Mai s'achève bientôt.
Pendant plusieurs années, ce mois fut synonyme de départ vers la campagne.
C'est plus difficile maintenant, mais ça me travaille à chaque printemps.
Il me faut du vert, du rond, de l'arbolescence... je ressens plus qu'à toute autre saison la rudesse du béton et l'âpreté de l'angle droit.
Je ne comprends toujours pas cette façon froide et carrée de concevoir les lieux de vie et les habitats. Telles que nos villes sont devenues. Telle que ma rue asphaltée l'est.
Mon âme a besoin des arrondis des feuilles, de leur bruissement et de l'ombre fraîche qu'elles offrent. Rares dans notre manière d'avoir organisé l'urbanité.
Peut-être cela me vient-il du 6,25% de sang d'améridien (une arrière-arrière-grand-mère) qui coule dans mes veines ? Là, dans mes gènes, se cachent la mémoire du tipi, la maison sans coins ?
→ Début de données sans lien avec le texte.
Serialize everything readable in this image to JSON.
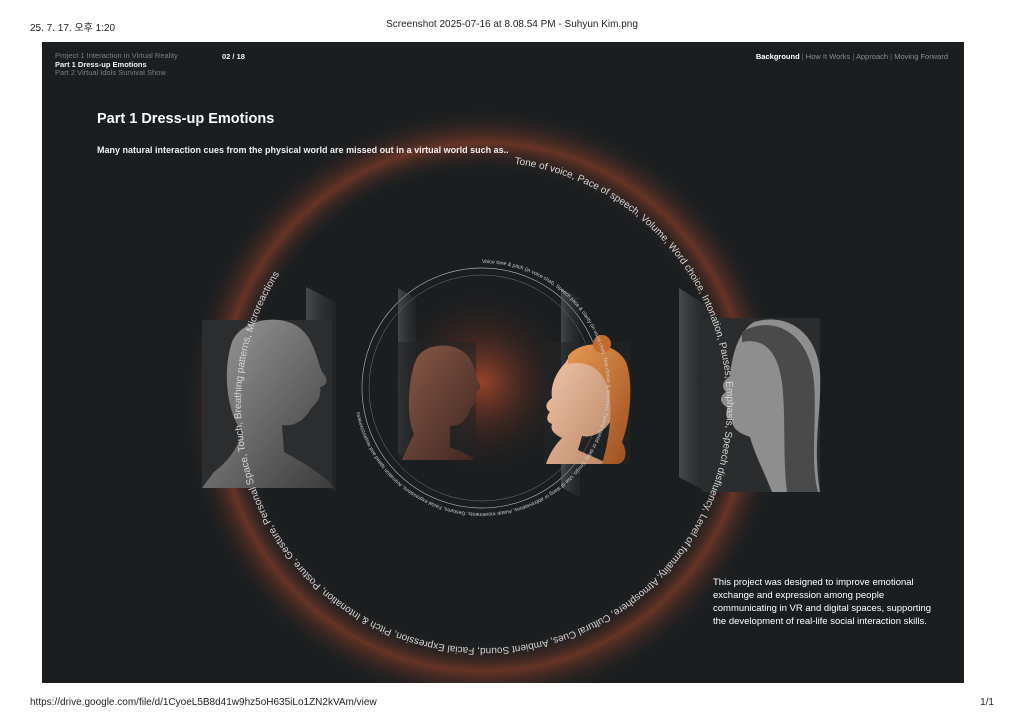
{
  "print": {
    "date": "25. 7. 17. 오후 1:20",
    "title": "Screenshot 2025-07-16 at 8.08.54 PM - Suhyun Kim.png",
    "url": "https://drive.google.com/file/d/1CyoeL5B8d41w9hz5oH635iLo1ZN2kVAm/view",
    "page": "1/1"
  },
  "nav": {
    "projects": [
      {
        "label": "Project 1 Interaction in Virtual Reality",
        "active": false
      },
      {
        "label": "Part 1 Dress-up Emotions",
        "active": true
      },
      {
        "label": "Part 2 Virtual Idols Survival Show",
        "active": false
      }
    ],
    "page_number": "02 / 18",
    "sections": [
      {
        "label": "Background",
        "active": true
      },
      {
        "label": "How It Works",
        "active": false
      },
      {
        "label": "Approach",
        "active": false
      },
      {
        "label": "Moving Forward",
        "active": false
      }
    ],
    "separator": "|"
  },
  "slide": {
    "heading": "Part 1  Dress-up Emotions",
    "subheading": "Many natural interaction cues from the physical world are missed out in a virtual world such as..",
    "outer_ring_text": "Tone of voice, Pace of speech, Volume, Word choice, Intonation, Pauses, Emphasis, Speech disfluency, Level of formality, Atmosphere, Cultural Cues, Ambient Sound, Facial Expression, Pitch & Intonation, Posture, Gesture, Personal Space, Touch, Breathing patterns, Microreactions",
    "inner_ring_text": "Voice tone & pitch (in voice chat), Speech pace & clarity (in voice chat), Text choice & structure, Typing speed or delay, Emojis, Use of slang or abbreviations, Avatar movements, Gestures, Facial expressions, Animation speed and responsiveness",
    "description": "This project was designed to improve emotional exchange and expression among people communicating in VR and digital spaces, supporting the development of real-life social interaction skills."
  },
  "colors": {
    "slide_bg": "#1b1e20",
    "glow": "#b24a2a",
    "ring_text": "#d6d6d6"
  }
}
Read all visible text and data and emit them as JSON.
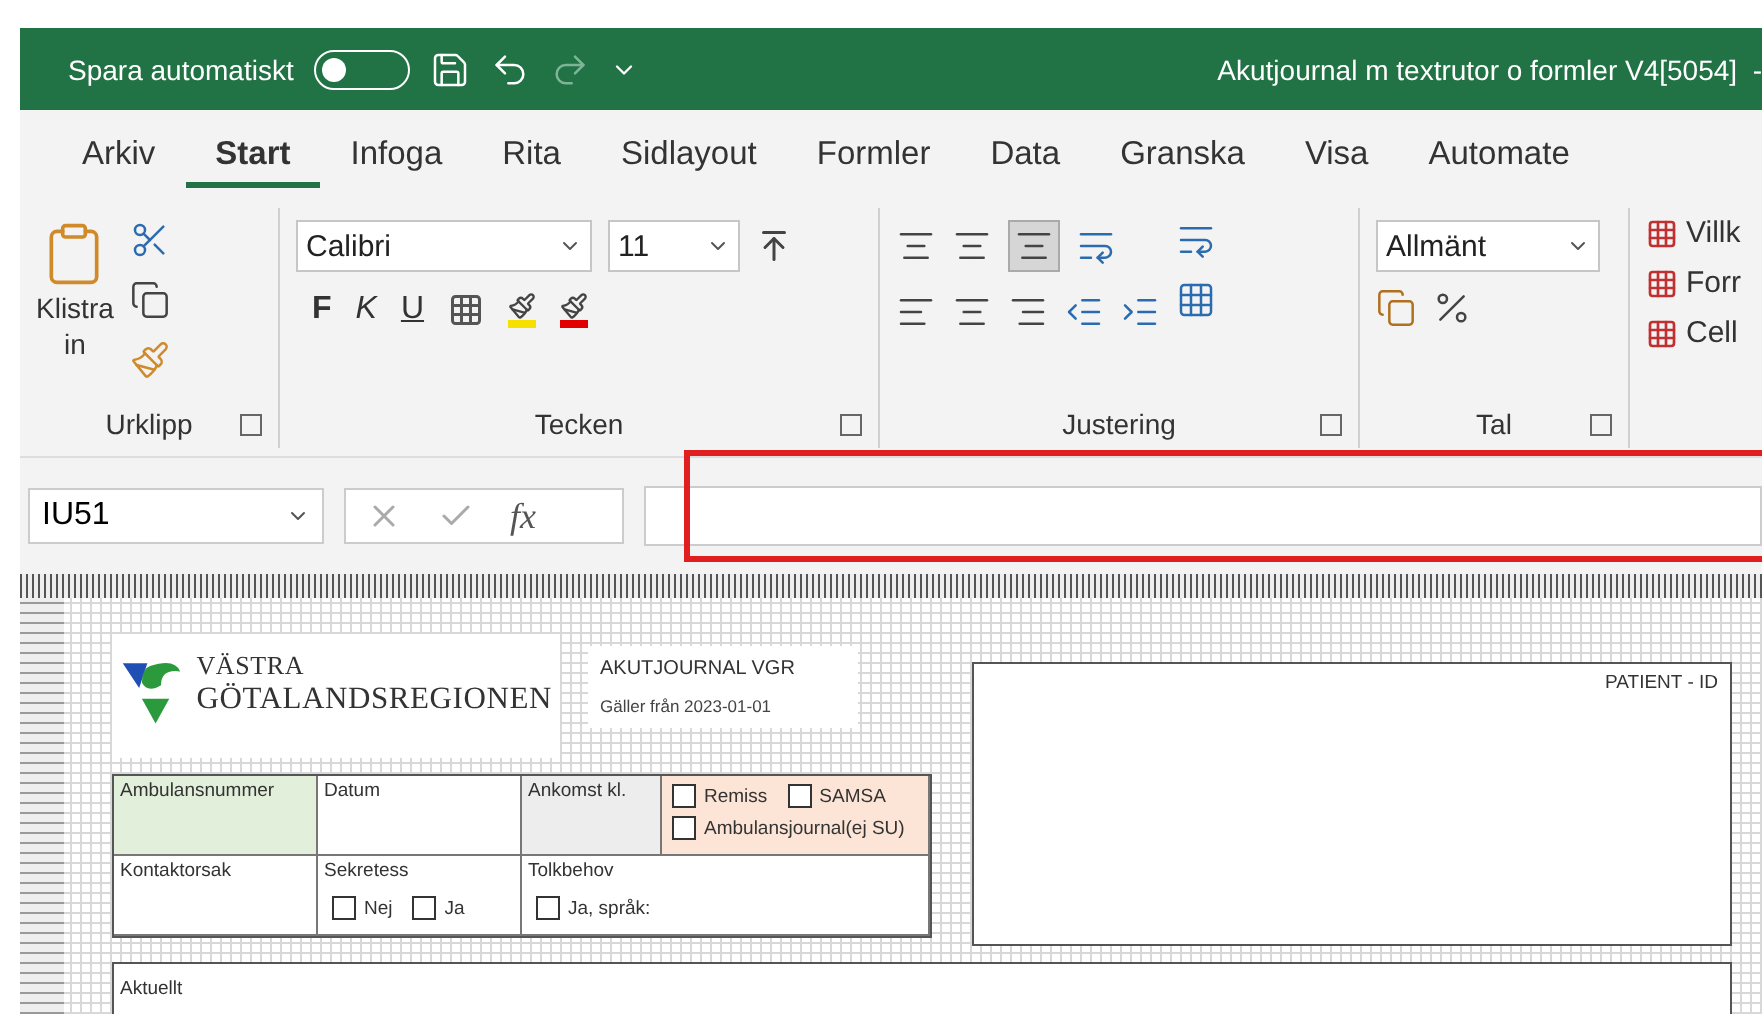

Il y a quelques années, on m'a fait découvrir un artiste peintre architecte conscient de l'impact de la structure sur l'humain. Il en a même écrit un manifeste... en 1958 ! À cette époque, le Bauhaus rasait tout et Hundertwasser, écologiste avant l'heure, s'y est farouchement opposé. Voici deux de ses envolées au sujet de la ligne droite. Elles ont le mérite d'être claires.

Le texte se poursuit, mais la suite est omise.